SEZ Framework Set for Major Overhaul
The Union Budget 2026 is expected to roll out far-reaching reforms in Special Economic Zones (SEZs) to revive investment, boost exports, and enable greater domestic sales. Policymakers are looking to modernise the SEZ framework, which industry stakeholders say has become outdated and misaligned with Bharat’s ambition to build $100 billion Global Capability Centres (GCCs).
Industry demands include 24×7 operational flexibility, 100% FDI through the automatic route, and extension of PLI benefits to hyperscale data centres, positioning SEZs as next-generation export and digital hubs.
Incentives to Crowd in Investment and Innovation
Proposed measures focus on strengthening investment economics within SEZs. These include profit-linked incentives, enhanced R&D tax credits of up to 200%, and a proposal to lower SARFAESI thresholds for NBFCs to ₹1 lakh, aimed at faster recoveries and improved asset quality.

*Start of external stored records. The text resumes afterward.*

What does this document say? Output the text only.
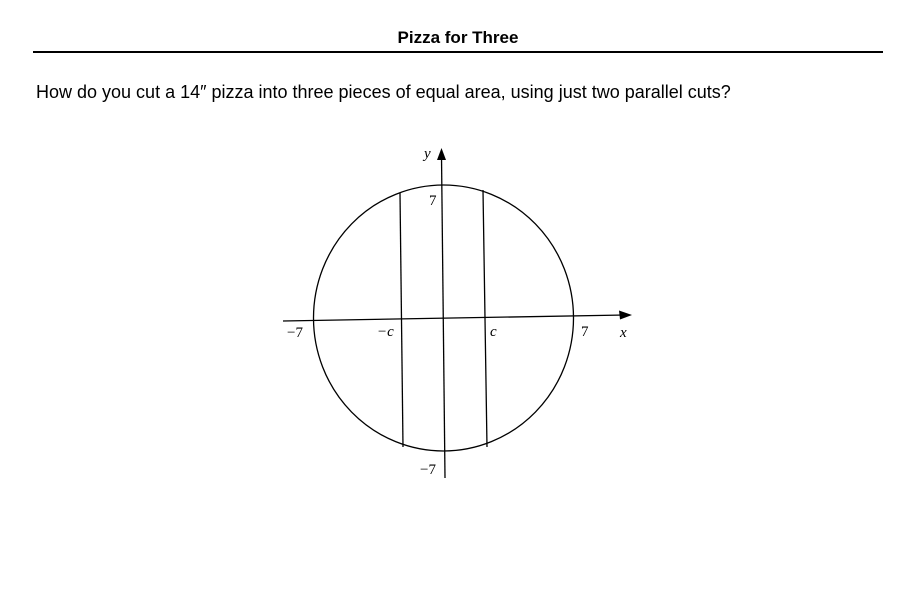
Pizza for Three
How do you cut a 14″ pizza into three pieces of equal area, using just two parallel cuts?
y
x
7
−7
7
−7	−c	c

The hospitality and tourism sector has also sought targeted incentives, including tourism-linked PLIs, to stimulate consumption and employment while supporting services exports.
Balancing Global Strategy and Fiscal Discipline
SEZ reforms are being calibrated against broader fiscal and geopolitical considerations. With rising defence capital expenditure and the fiscal deficit targeted in the 4.3–4.6% of GDP range, the government is seeking to balance national security priorities with long-term economic competitiveness.
MSMEs and startups operating within SEZs are expecting expanded credit guarantees, simplified compliance norms, and formalisation support, enabling them to integrate more effectively into global value chains.